М-да, в гневе бабушка прекрасна. Она и так на свой возраст не выглядит, дед куда старше кажется, хоть у них три года разницы всего. Но дед резко постарел, когда ноги лишился, да и почти полностью седая борода, прилично так годов ему добавляет. Бабушка же, не знаю сколько ей дать, но в самом соку женщина. Некоторые молодухи хуже выглядят, а тут, кровь с молоком. А в гневе, так вообще, глядя на нее прекрасно понимаю негодование того зажиточного казака, благодаря которому мы в здешних местах оказались. В такую женщину невозможно не влюбиться, а также невозможно не возненавидеть, ведь она досталась другому.

— Девочки, домой! — таким категоричным тоном бабушка скомандовала, что Зина с Машуткой и Варварой даже пискнуть в ответ не посмели, только подолы в дверях и мелькнули.

Следом за ними и сама бабушка, гордо задрав голову, в дом прошествовала, по-другому и не скажешь.

— К-хе, к-хе… — уже не так весело кхекнул дед, провожая их взглядом.

Ну да, взял огонь на себя, меня выгородил, но бабушка теперь на него дня три сердиться будет.

— Ты же вроде в Никольское собирался? — Стоило бабушке в доме скрыться, дед ко мне лицом повернулся, уже не кхекая.

— Не дошел я до Никольского, — наклонившись, хорошенько погладил собаку и только потом направился к крытому двору, от груза избавляться, а то плечи скоро отвалятся от висевшего за спиной тяжести. — По пути Йеджуна встретил…

— Это какого такого Йеджуна? — тут же уточнил дед, хромая следом за мной.

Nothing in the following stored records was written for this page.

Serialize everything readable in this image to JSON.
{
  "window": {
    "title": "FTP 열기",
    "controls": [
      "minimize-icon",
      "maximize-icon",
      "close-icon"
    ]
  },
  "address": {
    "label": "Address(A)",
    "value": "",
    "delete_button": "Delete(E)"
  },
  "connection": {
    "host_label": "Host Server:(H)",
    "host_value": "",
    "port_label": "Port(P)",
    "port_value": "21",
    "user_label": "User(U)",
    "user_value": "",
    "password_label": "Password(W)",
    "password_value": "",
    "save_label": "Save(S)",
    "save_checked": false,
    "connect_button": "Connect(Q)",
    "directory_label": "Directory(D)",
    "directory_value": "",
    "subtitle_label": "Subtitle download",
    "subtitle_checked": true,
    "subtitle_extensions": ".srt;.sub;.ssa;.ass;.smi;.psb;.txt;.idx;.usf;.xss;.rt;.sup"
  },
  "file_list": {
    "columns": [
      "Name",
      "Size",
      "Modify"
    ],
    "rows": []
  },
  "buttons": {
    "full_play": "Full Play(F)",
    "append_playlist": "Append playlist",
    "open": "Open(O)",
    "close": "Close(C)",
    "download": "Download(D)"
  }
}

— Из Кроуновки который. Он недавно бабушке дочку соседа своего на телеге привозил, что ногу в огороде мотыгой распорола. Ух, — выдохнул я облегченно, войдя под навес и на лавку сбрасывая четыре трофейных дульнозарядных длинноствольных капсюльных мушкета и свой Шарпс там же рядом примостил, после чего уже от заплечного мешка избавился.

— Ага. Ага. Понял, — рядом дед присел и принялся трофейные Спрингфилды 1842 года рассматривать. — И что дальше?

— Да я по дороге шагал как раз, как он меня нагнал на телеге. В тайге чужих увидел, вот и предупредил об этом.

— Ага! Ну а ты, как про чужих услышал, так сразу туда и рванул, забыв про свои дела в Никольском, — усмехнулся дед. После чего, отложив в сторону взятый было в руки мушкет, посмотрел на меня уже без всякого веселья на лице. — А воевать их обязательно надо было? Или Милава[1] права, и ты и впрямь всех бандитов собрался в одного перебить?

— Да не собирался я с ними воевать…

— Ага, ага, — насмешливо покивал он головой: говори дитятко, говори, так я тебе и поверил — так и слышалось в этом его «ага».

— Да честно не собирался! — скривился я, вот уж репутация у меня сложилась в их глазах. — Они просто совсем близко от нас расположились. Нашел их за Лысой сопкой, там в котловине они лагерь свой разбили. И стоянка добротно оборудована была, не один день они там обитали.